Tax-loss selling involves selling investments in taxable brokerage accounts at a loss to reduce capital gains tax. Since a capital loss is tax-deductible, the loss can be used to offset any capital gains to reduce your tax liability. If the losses exceed the gains in a current year, up to $3,000 of the amount that exceeds the gains can be deducted against ordinary income. Any amounts over and above can be carried forward to a future year.
How Tax-Loss Selling Benefits Investors
As advisors, we look for opportunities to do this for clients annually. However, for many clients, years and years of strong stock market performance resulted in few, if any, unrealized losses in their portfolios.
Several new opportunities have recently presented themselves. Clients in several situations may have losses, which can be realized and utilized against current and future gains. Consider the following:
- Interest rates have risen this year, resulting in a decline in the price of bonds. As of the end of April, the aggregate bond market was down 9.4%. This creates an opportunity for those holding bond funds to realize losses.
- Clients who reinvested their capital gain distributions from mutual funds in the last quarter of 2021 may want to sell those specific shares if the current share price is lower than what it was when the shares were reinvested.

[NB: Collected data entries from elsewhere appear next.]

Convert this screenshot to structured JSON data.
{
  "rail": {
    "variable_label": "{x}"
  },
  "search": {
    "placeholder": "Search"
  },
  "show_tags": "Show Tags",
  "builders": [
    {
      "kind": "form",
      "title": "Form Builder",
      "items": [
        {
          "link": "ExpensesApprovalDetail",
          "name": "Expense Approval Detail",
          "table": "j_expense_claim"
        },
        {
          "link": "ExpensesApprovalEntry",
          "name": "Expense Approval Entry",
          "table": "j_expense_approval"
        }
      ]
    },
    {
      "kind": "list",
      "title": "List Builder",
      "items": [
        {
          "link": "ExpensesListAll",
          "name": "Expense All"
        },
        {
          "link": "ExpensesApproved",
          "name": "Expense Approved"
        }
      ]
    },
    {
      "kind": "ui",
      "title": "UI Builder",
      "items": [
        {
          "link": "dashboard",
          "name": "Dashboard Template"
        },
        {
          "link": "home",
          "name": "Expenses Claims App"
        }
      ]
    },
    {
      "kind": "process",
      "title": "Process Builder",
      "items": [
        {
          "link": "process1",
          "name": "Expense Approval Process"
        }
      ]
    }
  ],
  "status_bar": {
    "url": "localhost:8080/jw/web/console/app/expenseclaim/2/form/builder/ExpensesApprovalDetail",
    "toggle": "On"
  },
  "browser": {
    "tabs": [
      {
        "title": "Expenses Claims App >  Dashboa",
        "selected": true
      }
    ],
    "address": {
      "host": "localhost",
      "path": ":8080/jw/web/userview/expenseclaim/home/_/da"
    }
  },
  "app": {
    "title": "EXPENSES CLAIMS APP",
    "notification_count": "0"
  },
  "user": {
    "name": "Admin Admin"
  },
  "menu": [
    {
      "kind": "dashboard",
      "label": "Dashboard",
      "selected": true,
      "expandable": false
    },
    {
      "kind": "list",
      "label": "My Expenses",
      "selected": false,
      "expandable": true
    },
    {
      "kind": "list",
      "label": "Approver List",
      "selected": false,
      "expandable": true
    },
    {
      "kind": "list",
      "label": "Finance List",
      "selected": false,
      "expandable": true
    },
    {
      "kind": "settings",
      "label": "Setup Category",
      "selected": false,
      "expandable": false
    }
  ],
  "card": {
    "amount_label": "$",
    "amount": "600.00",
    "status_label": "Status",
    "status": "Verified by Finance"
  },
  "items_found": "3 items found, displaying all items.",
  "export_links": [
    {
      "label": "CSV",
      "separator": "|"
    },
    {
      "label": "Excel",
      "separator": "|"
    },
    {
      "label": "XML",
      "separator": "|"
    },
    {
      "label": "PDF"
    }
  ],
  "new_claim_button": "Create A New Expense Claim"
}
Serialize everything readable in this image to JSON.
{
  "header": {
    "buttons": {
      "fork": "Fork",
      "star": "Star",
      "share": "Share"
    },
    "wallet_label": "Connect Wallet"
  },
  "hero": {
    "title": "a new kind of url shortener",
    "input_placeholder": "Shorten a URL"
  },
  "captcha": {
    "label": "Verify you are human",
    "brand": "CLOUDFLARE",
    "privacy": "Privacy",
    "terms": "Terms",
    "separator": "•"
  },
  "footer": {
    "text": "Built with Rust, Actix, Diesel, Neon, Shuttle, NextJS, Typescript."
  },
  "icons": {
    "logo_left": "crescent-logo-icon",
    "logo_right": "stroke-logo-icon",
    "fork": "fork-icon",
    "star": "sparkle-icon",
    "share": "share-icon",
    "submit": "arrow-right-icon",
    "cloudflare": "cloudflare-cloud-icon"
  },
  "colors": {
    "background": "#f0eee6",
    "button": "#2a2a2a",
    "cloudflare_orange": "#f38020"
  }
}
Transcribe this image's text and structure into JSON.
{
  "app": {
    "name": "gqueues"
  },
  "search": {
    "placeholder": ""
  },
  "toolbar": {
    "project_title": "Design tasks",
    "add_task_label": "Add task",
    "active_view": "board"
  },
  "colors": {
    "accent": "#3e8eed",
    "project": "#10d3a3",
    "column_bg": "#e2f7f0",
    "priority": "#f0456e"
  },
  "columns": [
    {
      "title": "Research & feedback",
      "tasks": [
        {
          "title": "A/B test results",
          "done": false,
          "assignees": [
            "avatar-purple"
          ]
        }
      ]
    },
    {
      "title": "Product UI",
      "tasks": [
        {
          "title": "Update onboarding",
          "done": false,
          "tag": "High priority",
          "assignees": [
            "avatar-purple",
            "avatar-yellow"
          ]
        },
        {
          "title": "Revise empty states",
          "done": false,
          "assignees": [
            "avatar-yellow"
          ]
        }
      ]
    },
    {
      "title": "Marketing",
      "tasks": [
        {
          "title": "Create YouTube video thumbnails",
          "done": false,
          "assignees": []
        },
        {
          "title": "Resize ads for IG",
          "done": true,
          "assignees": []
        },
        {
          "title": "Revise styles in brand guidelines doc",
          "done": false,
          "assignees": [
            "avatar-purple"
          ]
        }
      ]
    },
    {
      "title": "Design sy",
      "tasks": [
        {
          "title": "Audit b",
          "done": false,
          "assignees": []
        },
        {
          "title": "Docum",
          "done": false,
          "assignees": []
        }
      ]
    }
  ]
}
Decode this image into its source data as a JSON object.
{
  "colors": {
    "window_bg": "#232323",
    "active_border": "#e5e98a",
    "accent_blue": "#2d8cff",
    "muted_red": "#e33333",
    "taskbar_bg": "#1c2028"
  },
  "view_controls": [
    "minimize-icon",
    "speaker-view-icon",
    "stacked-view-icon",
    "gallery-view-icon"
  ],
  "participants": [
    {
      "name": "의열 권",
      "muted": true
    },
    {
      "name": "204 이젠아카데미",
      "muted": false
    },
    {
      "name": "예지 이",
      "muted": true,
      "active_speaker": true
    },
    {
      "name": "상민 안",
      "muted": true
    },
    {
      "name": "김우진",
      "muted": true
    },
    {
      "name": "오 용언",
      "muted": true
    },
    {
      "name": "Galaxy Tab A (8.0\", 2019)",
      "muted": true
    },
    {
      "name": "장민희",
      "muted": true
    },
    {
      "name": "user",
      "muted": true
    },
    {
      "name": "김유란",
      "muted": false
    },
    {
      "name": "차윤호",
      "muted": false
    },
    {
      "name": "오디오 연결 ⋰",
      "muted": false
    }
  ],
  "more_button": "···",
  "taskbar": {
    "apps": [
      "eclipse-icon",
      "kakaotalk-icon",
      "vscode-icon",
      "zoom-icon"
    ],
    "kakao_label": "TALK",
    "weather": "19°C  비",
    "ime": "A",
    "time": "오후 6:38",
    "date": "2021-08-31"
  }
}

By doing so, they could realize a short-term taxable loss.
Things to be Aware of When Tax-Loss Selling
However, there are several things you need to be aware of when considering tax-loss selling. For example, long-term capital gains are taxed at a lower favorable rate than short-term capital gains for investments held for more than a year. While Uncle Sam taxes short-term capital gains at the same rate as federal income taxes – which can be as much as 37 percent – the highest long-term capital gains tax rate is 20 percent. Depending on your income and filing status, it can be as low as zero percent.
There is also a “wash share rule” when you sell a security at a loss and then purchase a “substantially identical” security within 30 days. In this case, you cannot realize the loss from the sale. The loss is deferred until you sell the shares you bought within 30 days of the sale.
There are other tax traps to consider that can prevent you from maximizing your losses, so care is needed when implementing any strategy.
Contrary to popular belief, tax-loss selling is not only something to consider as part of your tax planning at the end of a calendar year. Now is the time. If the markets turn around, it may be too late. Talk to your advisor to see if this can work for you.